Which is the better way to parse this file?
Roberto A. F. De Almeida
roberto at dealmeida.net
Tue Sep 2 13:09:25 EDT 2003
"Terry Reedy" <tjreedy at udel.edu> wrote in message news:<au2dnSnl__hyPMmiU-KYgw at comcast.com>...
> I suspect that what you actually want to do is parse structures 'like'
> the above, as defined be a grammar not shown ;-)
Yes, you're right. :)
The grammar is not complex, but I'm still struggling to process the
result tree.
> You did not specify whether you will get such files from an
> uncontrolable external source or whether you control the input format.
> If the later, there is no obvious reason for separate database,
> sequence, and structure productions since all three result in
> dictionaries with no functional difference.
This is a Dataset Descriptor for the Data Access Protocol
(http://www.unidata.ucar.edu/packages/dods/design/dap-rfc-html/), an
API to access remote datasets. DAP servers describe their datasets
using this grammar, and I'm developing a module to access DAP servers.
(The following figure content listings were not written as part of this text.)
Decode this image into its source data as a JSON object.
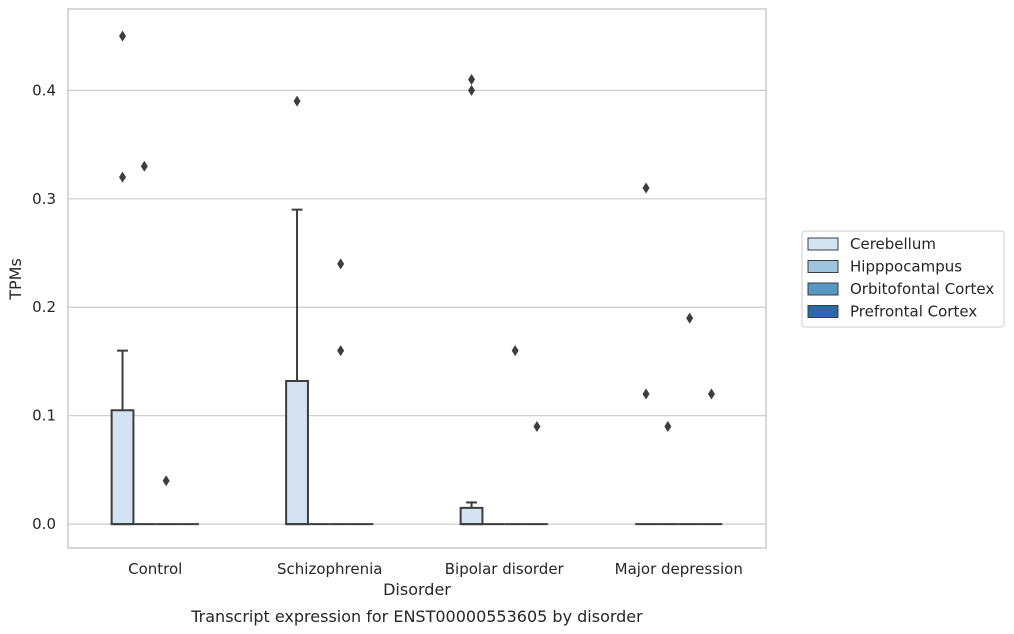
{
  "chart_data": {
    "type": "box",
    "caption": "Transcript expression for ENST00000553605 by disorder",
    "xlabel": "Disorder",
    "ylabel": "TPMs",
    "ylim": [
      -0.022,
      0.475
    ],
    "yticks": [
      0.0,
      0.1,
      0.2,
      0.3,
      0.4
    ],
    "ytick_labels": [
      "0.0",
      "0.1",
      "0.2",
      "0.3",
      "0.4"
    ],
    "grid": "horizontal",
    "legend_position": "right",
    "categories": [
      "Control",
      "Schizophrenia",
      "Bipolar disorder",
      "Major depression"
    ],
    "series": [
      {
        "name": "Cerebellum",
        "color": "#d4e3f1",
        "boxes": [
          {
            "min": 0.0,
            "q1": 0.0,
            "median": 0.0,
            "q3": 0.105,
            "max": 0.16,
            "outliers": [
              0.45,
              0.32
            ]
          },
          {
            "min": 0.0,
            "q1": 0.0,
            "median": 0.0,
            "q3": 0.132,
            "max": 0.29,
            "outliers": [
              0.39
            ]
          },
          {
            "min": 0.0,
            "q1": 0.0,
            "median": 0.0,
            "q3": 0.015,
            "max": 0.02,
            "outliers": [
              0.41,
              0.4
            ]
          },
          {
            "min": 0.0,
            "q1": 0.0,
            "median": 0.0,
            "q3": 0.0,
            "max": 0.0,
            "outliers": [
              0.31,
              0.12
            ]
          }
        ]
      },
      {
        "name": "Hipppocampus",
        "color": "#9ec4de",
        "boxes": [
          {
            "min": 0.0,
            "q1": 0.0,
            "median": 0.0,
            "q3": 0.0,
            "max": 0.0,
            "outliers": [
              0.33
            ]
          },
          {
            "min": 0.0,
            "q1": 0.0,
            "median": 0.0,
            "q3": 0.0,
            "max": 0.0,
            "outliers": []
          },
          {
            "min": 0.0,
            "q1": 0.0,
            "median": 0.0,
            "q3": 0.0,
            "max": 0.0,
            "outliers": []
          },
          {
            "min": 0.0,
            "q1": 0.0,
            "median": 0.0,
            "q3": 0.0,
            "max": 0.0,
            "outliers": [
              0.09
            ]
          }
        ]
      },
      {
        "name": "Orbitofontal Cortex",
        "color": "#5a98c4",
        "boxes": [
          {
            "min": 0.0,
            "q1": 0.0,
            "median": 0.0,
            "q3": 0.0,
            "max": 0.0,
            "outliers": [
              0.04
            ]
          },
          {
            "min": 0.0,
            "q1": 0.0,
            "median": 0.0,
            "q3": 0.0,
            "max": 0.0,
            "outliers": [
              0.24,
              0.16
            ]
          },
          {
            "min": 0.0,
            "q1": 0.0,
            "median": 0.0,
            "q3": 0.0,
            "max": 0.0,
            "outliers": [
              0.16
            ]
          },
          {
            "min": 0.0,
            "q1": 0.0,
            "median": 0.0,
            "q3": 0.0,
            "max": 0.0,
            "outliers": [
              0.19
            ]
          }
        ]
      },
      {
        "name": "Prefrontal Cortex",
        "color": "#2b69a8",
        "boxes": [
          {
            "min": 0.0,
            "q1": 0.0,
            "median": 0.0,
            "q3": 0.0,
            "max": 0.0,
            "outliers": []
          },
          {
            "min": 0.0,
            "q1": 0.0,
            "median": 0.0,
            "q3": 0.0,
            "max": 0.0,
            "outliers": []
          },
          {
            "min": 0.0,
            "q1": 0.0,
            "median": 0.0,
            "q3": 0.0,
            "max": 0.0,
            "outliers": [
              0.09
            ]
          },
          {
            "min": 0.0,
            "q1": 0.0,
            "median": 0.0,
            "q3": 0.0,
            "max": 0.0,
            "outliers": [
              0.12
            ]
          }
        ]
      }
    ]
  }
}
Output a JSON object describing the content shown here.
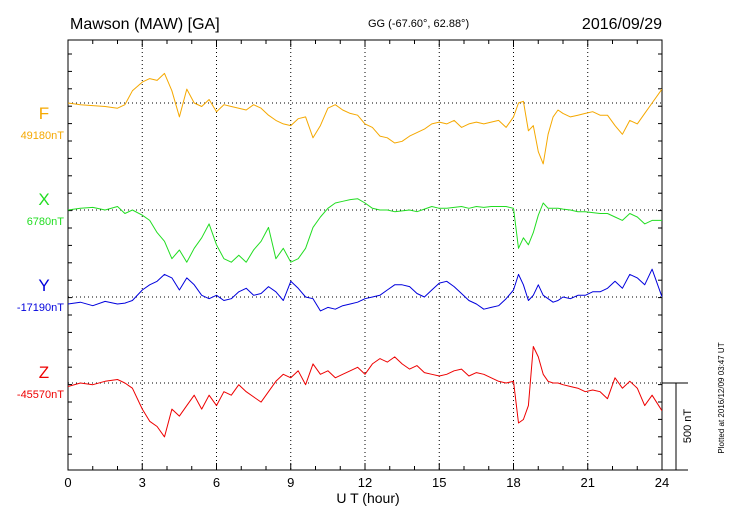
{
  "header": {
    "station": "Mawson (MAW)  [GA]",
    "coords": "GG (-67.60°,  62.88°)",
    "date": "2016/09/29"
  },
  "footer_note": "Plotted at 2016/12/09 03:47 UT",
  "colors": {
    "F": "#f5a800",
    "X": "#22dd22",
    "Y": "#0000dd",
    "Z": "#ee0000"
  },
  "chart_data": {
    "type": "line",
    "title": "Mawson (MAW)  [GA]",
    "xlabel": "U T (hour)",
    "xlim": [
      0,
      24
    ],
    "xticks": [
      0,
      3,
      6,
      9,
      12,
      15,
      18,
      21,
      24
    ],
    "grid": true,
    "scale_bar": "500 nT",
    "series": [
      {
        "name": "F",
        "baseline_label": "49180nT",
        "baseline": 49180,
        "x": [
          0,
          0.5,
          1,
          1.5,
          2,
          2.3,
          2.6,
          3,
          3.3,
          3.6,
          3.9,
          4.2,
          4.5,
          4.8,
          5.1,
          5.4,
          5.7,
          6,
          6.3,
          6.6,
          6.9,
          7.2,
          7.5,
          7.8,
          8.1,
          8.4,
          8.7,
          9,
          9.3,
          9.6,
          9.9,
          10.2,
          10.5,
          10.8,
          11.1,
          11.4,
          11.7,
          12,
          12.3,
          12.6,
          12.9,
          13.2,
          13.5,
          13.8,
          14.1,
          14.4,
          14.7,
          15,
          15.3,
          15.6,
          15.9,
          16.2,
          16.5,
          16.8,
          17.1,
          17.4,
          17.7,
          18,
          18.2,
          18.4,
          18.6,
          18.8,
          19,
          19.2,
          19.4,
          19.6,
          19.8,
          20,
          20.3,
          20.6,
          20.9,
          21.2,
          21.5,
          21.8,
          22.1,
          22.4,
          22.7,
          23,
          23.3,
          23.6,
          24
        ],
        "y": [
          49180,
          49170,
          49165,
          49160,
          49150,
          49170,
          49250,
          49300,
          49320,
          49310,
          49350,
          49250,
          49100,
          49260,
          49180,
          49160,
          49200,
          49130,
          49170,
          49160,
          49150,
          49140,
          49170,
          49150,
          49110,
          49080,
          49060,
          49050,
          49090,
          49100,
          48980,
          49050,
          49150,
          49170,
          49140,
          49120,
          49110,
          49060,
          49040,
          48990,
          48980,
          48950,
          48960,
          48990,
          49010,
          49030,
          49060,
          49070,
          49060,
          49080,
          49040,
          49060,
          49070,
          49060,
          49070,
          49080,
          49040,
          49100,
          49180,
          49190,
          49020,
          49050,
          48900,
          48830,
          49000,
          49100,
          49140,
          49120,
          49100,
          49110,
          49120,
          49130,
          49110,
          49110,
          49050,
          49000,
          49080,
          49060,
          49120,
          49180,
          49260
        ]
      },
      {
        "name": "X",
        "baseline_label": "6780nT",
        "baseline": 6780,
        "x": [
          0,
          0.5,
          1,
          1.5,
          2,
          2.3,
          2.6,
          3,
          3.3,
          3.6,
          3.9,
          4.2,
          4.5,
          4.8,
          5.1,
          5.4,
          5.7,
          6,
          6.3,
          6.6,
          6.9,
          7.2,
          7.5,
          7.8,
          8.1,
          8.4,
          8.7,
          9,
          9.3,
          9.6,
          9.9,
          10.2,
          10.5,
          10.8,
          11.1,
          11.4,
          11.7,
          12,
          12.3,
          12.6,
          12.9,
          13.2,
          13.5,
          13.8,
          14.1,
          14.4,
          14.7,
          15,
          15.3,
          15.6,
          15.9,
          16.2,
          16.5,
          16.8,
          17.1,
          17.4,
          17.7,
          18,
          18.2,
          18.4,
          18.6,
          18.8,
          19,
          19.2,
          19.4,
          19.6,
          19.8,
          20,
          20.3,
          20.6,
          20.9,
          21.2,
          21.5,
          21.8,
          22.1,
          22.4,
          22.7,
          23,
          23.3,
          23.6,
          24
        ],
        "y": [
          6780,
          6790,
          6795,
          6780,
          6800,
          6760,
          6780,
          6750,
          6720,
          6650,
          6600,
          6500,
          6550,
          6480,
          6560,
          6620,
          6700,
          6580,
          6500,
          6480,
          6520,
          6480,
          6550,
          6600,
          6680,
          6500,
          6560,
          6480,
          6500,
          6560,
          6680,
          6740,
          6790,
          6820,
          6830,
          6840,
          6845,
          6820,
          6790,
          6780,
          6780,
          6770,
          6775,
          6780,
          6770,
          6785,
          6800,
          6790,
          6790,
          6795,
          6800,
          6790,
          6800,
          6795,
          6800,
          6800,
          6800,
          6790,
          6560,
          6620,
          6580,
          6650,
          6750,
          6820,
          6790,
          6790,
          6790,
          6785,
          6780,
          6770,
          6770,
          6765,
          6760,
          6760,
          6740,
          6720,
          6760,
          6740,
          6700,
          6720,
          6720
        ]
      },
      {
        "name": "Y",
        "baseline_label": "-17190nT",
        "baseline": -17190,
        "x": [
          0,
          0.5,
          1,
          1.5,
          2,
          2.3,
          2.6,
          3,
          3.3,
          3.6,
          3.9,
          4.2,
          4.5,
          4.8,
          5.1,
          5.4,
          5.7,
          6,
          6.3,
          6.6,
          6.9,
          7.2,
          7.5,
          7.8,
          8.1,
          8.4,
          8.7,
          9,
          9.3,
          9.6,
          9.9,
          10.2,
          10.5,
          10.8,
          11.1,
          11.4,
          11.7,
          12,
          12.3,
          12.6,
          12.9,
          13.2,
          13.5,
          13.8,
          14.1,
          14.4,
          14.7,
          15,
          15.3,
          15.6,
          15.9,
          16.2,
          16.5,
          16.8,
          17.1,
          17.4,
          17.7,
          18,
          18.2,
          18.4,
          18.6,
          18.8,
          19,
          19.2,
          19.4,
          19.6,
          19.8,
          20,
          20.3,
          20.6,
          20.9,
          21.2,
          21.5,
          21.8,
          22.1,
          22.4,
          22.7,
          23,
          23.3,
          23.6,
          24
        ],
        "y": [
          -17230,
          -17220,
          -17240,
          -17215,
          -17230,
          -17225,
          -17210,
          -17150,
          -17120,
          -17100,
          -17060,
          -17080,
          -17150,
          -17080,
          -17120,
          -17180,
          -17200,
          -17180,
          -17210,
          -17200,
          -17160,
          -17140,
          -17180,
          -17170,
          -17130,
          -17160,
          -17210,
          -17100,
          -17140,
          -17190,
          -17200,
          -17270,
          -17250,
          -17260,
          -17240,
          -17230,
          -17220,
          -17200,
          -17190,
          -17180,
          -17150,
          -17120,
          -17120,
          -17130,
          -17170,
          -17190,
          -17150,
          -17110,
          -17100,
          -17130,
          -17170,
          -17210,
          -17230,
          -17260,
          -17250,
          -17240,
          -17200,
          -17150,
          -17060,
          -17120,
          -17210,
          -17180,
          -17120,
          -17180,
          -17200,
          -17220,
          -17210,
          -17190,
          -17200,
          -17180,
          -17180,
          -17160,
          -17160,
          -17140,
          -17100,
          -17140,
          -17060,
          -17080,
          -17120,
          -17030,
          -17190
        ]
      },
      {
        "name": "Z",
        "baseline_label": "-45570nT",
        "baseline": -45570,
        "x": [
          0,
          0.5,
          1,
          1.5,
          2,
          2.3,
          2.6,
          3,
          3.3,
          3.6,
          3.9,
          4.2,
          4.5,
          4.8,
          5.1,
          5.4,
          5.7,
          6,
          6.3,
          6.6,
          6.9,
          7.2,
          7.5,
          7.8,
          8.1,
          8.4,
          8.7,
          9,
          9.3,
          9.6,
          9.9,
          10.2,
          10.5,
          10.8,
          11.1,
          11.4,
          11.7,
          12,
          12.3,
          12.6,
          12.9,
          13.2,
          13.5,
          13.8,
          14.1,
          14.4,
          14.7,
          15,
          15.3,
          15.6,
          15.9,
          16.2,
          16.5,
          16.8,
          17.1,
          17.4,
          17.7,
          18,
          18.2,
          18.4,
          18.6,
          18.8,
          19,
          19.2,
          19.4,
          19.6,
          19.8,
          20,
          20.3,
          20.6,
          20.9,
          21.2,
          21.5,
          21.8,
          22.1,
          22.4,
          22.7,
          23,
          23.3,
          23.6,
          24
        ],
        "y": [
          -45590,
          -45570,
          -45580,
          -45560,
          -45550,
          -45570,
          -45600,
          -45720,
          -45790,
          -45820,
          -45880,
          -45720,
          -45760,
          -45700,
          -45640,
          -45720,
          -45640,
          -45700,
          -45620,
          -45640,
          -45580,
          -45620,
          -45650,
          -45680,
          -45620,
          -45560,
          -45520,
          -45540,
          -45500,
          -45580,
          -45460,
          -45520,
          -45500,
          -45540,
          -45520,
          -45500,
          -45480,
          -45520,
          -45460,
          -45430,
          -45450,
          -45420,
          -45460,
          -45490,
          -45470,
          -45510,
          -45520,
          -45530,
          -45520,
          -45500,
          -45490,
          -45530,
          -45510,
          -45520,
          -45540,
          -45560,
          -45570,
          -45560,
          -45800,
          -45780,
          -45700,
          -45360,
          -45420,
          -45520,
          -45560,
          -45570,
          -45570,
          -45580,
          -45590,
          -45600,
          -45620,
          -45610,
          -45620,
          -45660,
          -45540,
          -45600,
          -45560,
          -45600,
          -45700,
          -45640,
          -45730
        ]
      }
    ]
  }
}
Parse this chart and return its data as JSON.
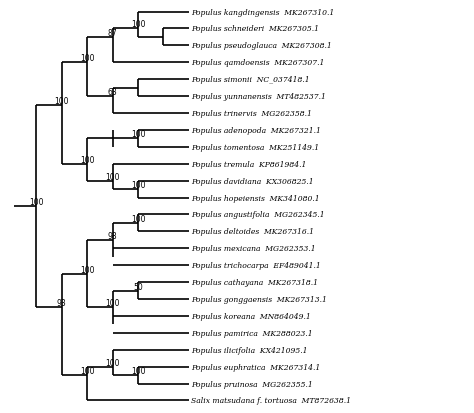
{
  "taxa": [
    "Populus kangdingensis  MK267310.1",
    "Populus schneideri  MK267305.1",
    "Populus pseudoglauca  MK267308.1",
    "Populus qamdoensis  MK267307.1",
    "Populus simonii  NC_037418.1",
    "Populus yunnanensis  MT482537.1",
    "Populus trinervis  MG262358.1",
    "Populus adenopoda  MK267321.1",
    "Populus tomentosa  MK251149.1",
    "Populus tremula  KP861984.1",
    "Populus davidiana  KX306825.1",
    "Populus hopeiensis  MK341080.1",
    "Populus angustifolia  MG262345.1",
    "Populus deltoides  MK267316.1",
    "Populus mexicana  MG262353.1",
    "Populus trichocarpa  EF489041.1",
    "Populus cathayana  MK267318.1",
    "Populus gonggaensis  MK267313.1",
    "Populus koreana  MN864049.1",
    "Populus pamirica  MK288023.1",
    "Populus ilicifolia  KX421095.1",
    "Populus euphratica  MK267314.1",
    "Populus pruinosa  MG262355.1",
    "Salix matsudana f. tortuosa  MT872638.1"
  ],
  "bg_color": "#ffffff",
  "line_color": "#000000",
  "text_color": "#000000",
  "bootstrap_color": "#000000",
  "lw": 1.2,
  "fontsize": 5.5,
  "bootstrap_fontsize": 5.5,
  "fig_width": 4.74,
  "fig_height": 4.14,
  "dpi": 100
}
> > I want to obtain a dictionary like this:
> >
> > >>> pprint.pprint(data)
> > {'casts': {'experimenter': None,
> > 'location': {'latitude': None, 'longitude': None},
> > 'time': None,
> > 'xbt': {'depth': None, 'temperature': None}},
> > 'catalog_number': None}
> > The values ('None') will be filled later.
>
> Using None as placeholders either tosses the type information or
> requires that it be recorded elsewhere. Use the int and float type
> objects instead. Note that standard Python cannot differentiate
> between float and float64.
Ok. One of the strong points of DAP is that data is retrieved only for
your region/period of interest. I created a class and redefined
__getitem__ so that data is only retrieved from the server when the
object is sliced.
>>> data = file("http://dods.gso.uri.edu/cgi-bin/nph-nc/data/fnoc1.nc")
>>> print data.variables['lat'].shape
(17,)
>>> print data.variables['lat'][1:4] # only this subset is retrieved
[ 47.5 45. 42.5 40. ]
> I know nothing of SimpleParse (and therefore, of what would be
> different). If the grammar is as simple as I infer from the sample --
> dataset and sequences containing sequences, structures, and types -- I
> would reread about recursive-descent parsing and maybe try that. The
> type_entry function would return a (name, typeobject) pair and the
> structure, sequence, and database functions a (name, dict) pair.
Yes, it's very simple. As you see, even a structure is identical to a
sequence. The declarations are basically "types" or declarations
containing "types". Do you think it can be done without 3rd party
modules?
> But as hinted above, I would think about simplifying the grammar
> before worryinng about parsing. If you only have sequences of
> sequences and type entries, parsing is trivial.
I'll take a look in that. Thanks very much for the insights.